Vor acht Monaten brachen wir zur Ostlandgroßfahrt nach Sibirien auf. Seither verfolge ich nun aus der Ferne sporadisch – mit einem weinenden und einem schmunzelnden Auge – wie sich ein Bund nach dem anderen davon lossagt, was er sich einst auf die Fahne geschrieben hatte: das Streben nach einem jungen Menschen, der mit der in der bündischen Gemeinschaft erworbenen Klarheit Entscheidungen aus sich selbst heraus treffen kann, der das Wahrhafte seinen Überlegungen entnimmt und nicht den Meinungen anderer im blinden Gehorsam folgt.
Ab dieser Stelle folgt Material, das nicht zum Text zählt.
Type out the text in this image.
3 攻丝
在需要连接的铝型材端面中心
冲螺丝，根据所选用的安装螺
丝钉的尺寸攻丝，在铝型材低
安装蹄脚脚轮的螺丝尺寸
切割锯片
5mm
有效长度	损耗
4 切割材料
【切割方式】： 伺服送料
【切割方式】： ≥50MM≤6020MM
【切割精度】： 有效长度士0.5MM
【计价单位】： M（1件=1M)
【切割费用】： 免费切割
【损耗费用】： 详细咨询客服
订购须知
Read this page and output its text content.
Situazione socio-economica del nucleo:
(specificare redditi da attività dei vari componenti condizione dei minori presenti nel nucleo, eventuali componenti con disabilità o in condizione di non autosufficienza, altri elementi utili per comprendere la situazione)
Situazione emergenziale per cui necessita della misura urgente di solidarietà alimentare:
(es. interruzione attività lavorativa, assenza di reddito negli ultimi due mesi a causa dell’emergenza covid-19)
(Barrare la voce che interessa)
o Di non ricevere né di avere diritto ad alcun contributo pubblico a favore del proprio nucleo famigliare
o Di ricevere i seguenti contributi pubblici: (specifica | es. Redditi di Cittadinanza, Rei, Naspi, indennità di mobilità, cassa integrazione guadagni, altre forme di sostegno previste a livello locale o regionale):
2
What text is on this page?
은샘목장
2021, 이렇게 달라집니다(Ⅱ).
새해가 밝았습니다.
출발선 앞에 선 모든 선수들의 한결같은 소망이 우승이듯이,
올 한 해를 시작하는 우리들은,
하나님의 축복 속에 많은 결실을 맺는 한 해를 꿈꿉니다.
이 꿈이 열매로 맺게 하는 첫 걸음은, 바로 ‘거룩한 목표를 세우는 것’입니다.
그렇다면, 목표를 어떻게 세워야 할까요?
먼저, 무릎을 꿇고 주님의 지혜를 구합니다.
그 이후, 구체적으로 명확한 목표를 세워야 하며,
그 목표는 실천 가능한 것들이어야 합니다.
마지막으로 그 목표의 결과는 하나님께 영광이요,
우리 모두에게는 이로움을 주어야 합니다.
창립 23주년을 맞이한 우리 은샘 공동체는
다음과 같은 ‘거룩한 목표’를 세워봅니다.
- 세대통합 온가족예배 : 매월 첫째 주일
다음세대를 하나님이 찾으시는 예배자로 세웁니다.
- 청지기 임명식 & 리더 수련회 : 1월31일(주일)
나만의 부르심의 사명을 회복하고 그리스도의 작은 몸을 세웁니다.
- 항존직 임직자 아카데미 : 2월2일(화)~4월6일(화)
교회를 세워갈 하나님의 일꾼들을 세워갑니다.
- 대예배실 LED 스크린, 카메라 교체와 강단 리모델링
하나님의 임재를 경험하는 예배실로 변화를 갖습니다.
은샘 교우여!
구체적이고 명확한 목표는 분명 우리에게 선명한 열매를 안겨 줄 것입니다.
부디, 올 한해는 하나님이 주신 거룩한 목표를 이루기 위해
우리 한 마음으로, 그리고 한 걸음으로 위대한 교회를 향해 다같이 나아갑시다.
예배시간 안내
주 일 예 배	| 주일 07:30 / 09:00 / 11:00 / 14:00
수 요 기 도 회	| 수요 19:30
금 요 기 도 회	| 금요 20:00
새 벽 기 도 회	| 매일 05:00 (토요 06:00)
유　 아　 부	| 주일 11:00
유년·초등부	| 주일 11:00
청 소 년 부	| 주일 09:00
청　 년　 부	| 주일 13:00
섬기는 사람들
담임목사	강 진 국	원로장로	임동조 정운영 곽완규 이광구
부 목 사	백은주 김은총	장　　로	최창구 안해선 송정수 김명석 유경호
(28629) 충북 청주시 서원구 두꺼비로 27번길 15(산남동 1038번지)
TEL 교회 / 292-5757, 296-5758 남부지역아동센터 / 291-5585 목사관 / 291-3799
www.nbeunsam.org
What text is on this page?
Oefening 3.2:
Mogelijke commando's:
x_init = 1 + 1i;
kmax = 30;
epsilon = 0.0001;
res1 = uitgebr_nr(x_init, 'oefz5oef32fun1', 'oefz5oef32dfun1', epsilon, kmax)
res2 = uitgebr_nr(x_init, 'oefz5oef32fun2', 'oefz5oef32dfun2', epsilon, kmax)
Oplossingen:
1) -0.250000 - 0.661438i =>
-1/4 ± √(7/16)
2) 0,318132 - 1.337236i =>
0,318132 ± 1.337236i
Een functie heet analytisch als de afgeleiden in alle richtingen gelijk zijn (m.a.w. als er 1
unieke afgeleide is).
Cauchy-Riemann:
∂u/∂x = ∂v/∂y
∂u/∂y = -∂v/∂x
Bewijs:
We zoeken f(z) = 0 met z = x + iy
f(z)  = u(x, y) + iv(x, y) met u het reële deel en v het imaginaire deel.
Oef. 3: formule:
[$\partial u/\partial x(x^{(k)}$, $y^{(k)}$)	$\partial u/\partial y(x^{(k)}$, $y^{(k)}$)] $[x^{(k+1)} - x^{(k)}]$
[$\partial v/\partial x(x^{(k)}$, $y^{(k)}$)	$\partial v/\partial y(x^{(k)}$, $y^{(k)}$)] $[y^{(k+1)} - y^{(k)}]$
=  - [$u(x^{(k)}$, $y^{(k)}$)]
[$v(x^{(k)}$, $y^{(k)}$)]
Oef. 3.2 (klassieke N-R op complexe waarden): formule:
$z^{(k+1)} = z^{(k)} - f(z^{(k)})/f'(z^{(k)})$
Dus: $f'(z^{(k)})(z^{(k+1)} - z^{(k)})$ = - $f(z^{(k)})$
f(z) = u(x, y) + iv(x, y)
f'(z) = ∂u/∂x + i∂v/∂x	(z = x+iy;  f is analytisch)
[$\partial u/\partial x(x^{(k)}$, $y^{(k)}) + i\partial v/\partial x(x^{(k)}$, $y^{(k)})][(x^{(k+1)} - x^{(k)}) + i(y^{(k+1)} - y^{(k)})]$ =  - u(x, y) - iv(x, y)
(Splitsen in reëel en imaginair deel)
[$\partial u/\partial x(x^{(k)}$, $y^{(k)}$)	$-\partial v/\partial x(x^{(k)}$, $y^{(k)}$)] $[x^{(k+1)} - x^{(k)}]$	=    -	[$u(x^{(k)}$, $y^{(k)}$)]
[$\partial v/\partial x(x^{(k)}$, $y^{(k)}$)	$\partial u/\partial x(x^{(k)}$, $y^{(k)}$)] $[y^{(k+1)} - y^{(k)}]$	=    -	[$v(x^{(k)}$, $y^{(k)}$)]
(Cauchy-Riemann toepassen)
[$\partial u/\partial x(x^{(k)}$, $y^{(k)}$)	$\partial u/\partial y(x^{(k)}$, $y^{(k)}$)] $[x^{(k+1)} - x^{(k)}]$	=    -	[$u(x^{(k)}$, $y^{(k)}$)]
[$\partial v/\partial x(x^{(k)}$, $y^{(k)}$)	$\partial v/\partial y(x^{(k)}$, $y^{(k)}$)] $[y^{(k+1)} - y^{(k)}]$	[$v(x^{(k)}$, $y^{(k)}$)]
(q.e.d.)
Aber wer nicht mit den Wölfen heult, … Ich will es als etwas hinnehmen, was uns Verbliebene auszeichnet, vielleicht gar zum Höheren gereicht. Und wenn ich an die empörten Fingerzeiger denke, dann kommen mir jene Nietzsche-Worte in den Sinn:

„Wie wenig Freude müssen doch [...] die Menschen an sich haben, wenn eine solche Tyrannei der Furchtsamkeit ihnen das oberste Sittengesetz vorschreibt, wenn sie es sich so widerspruchslos anbefehlen lassen, über sich, neben sich wegzusehen, aber für jeden Notstand, für jedes Leiden anderwärts Luchsaugen zu haben! Sind wir denn bei einer solchen ungeheuren Absichtlichkeit, dem Leben alle Schärfen und Kanten abzureiben, nicht auf dem besten Wege, die Menschheit zu Sand zu machen?“

Ich meine: laßt sie doch wettern und kümmert euch nicht darum. Viel eher gilt es das eigene Leben zu wagen, als dem Zank eine unangemessene Aufmerksamkeit zu schenken. Auch wenn er sich an uns bereichern will. Von daher möchte ich zu unseren erlebnisreichen, vergangenen Monaten einen winzigen Fensterspalt öffnen:

Wenn man Europa seit Wochen hinter sich gelassen und sich halbverdurstend den grimmigen Hunden einer mongolischen Jurte nähert, dann beschleicht einen das Gefühl, welches die Auflösung der charakterlichen Mauern anstrebt. Man wird zurückgeworfen in das Rudel der Lebendigkeiten. Hier hat das Vertraute keine Währung mehr; hier, in der Glut der Steppe, lösen sich die schwammigen Ziegel des vom aufgeklärten, europäischen Baumeister errichteten Denkgebäudes in Sand auf. Doch ist man erst der angesehene Gast in dem weißen Rundzelt, dann füllen sich die Becher der Erfahrung mit einer ungekannten Weisheit. – Es war eine Wanderung auf den Graden einer auf Steppensand errichteten Höhe aus Nomadentum und Gläubigkeit. Der Hufschlag unserer Pferde war der Takt, zu welchem jene Wochen verstrichen …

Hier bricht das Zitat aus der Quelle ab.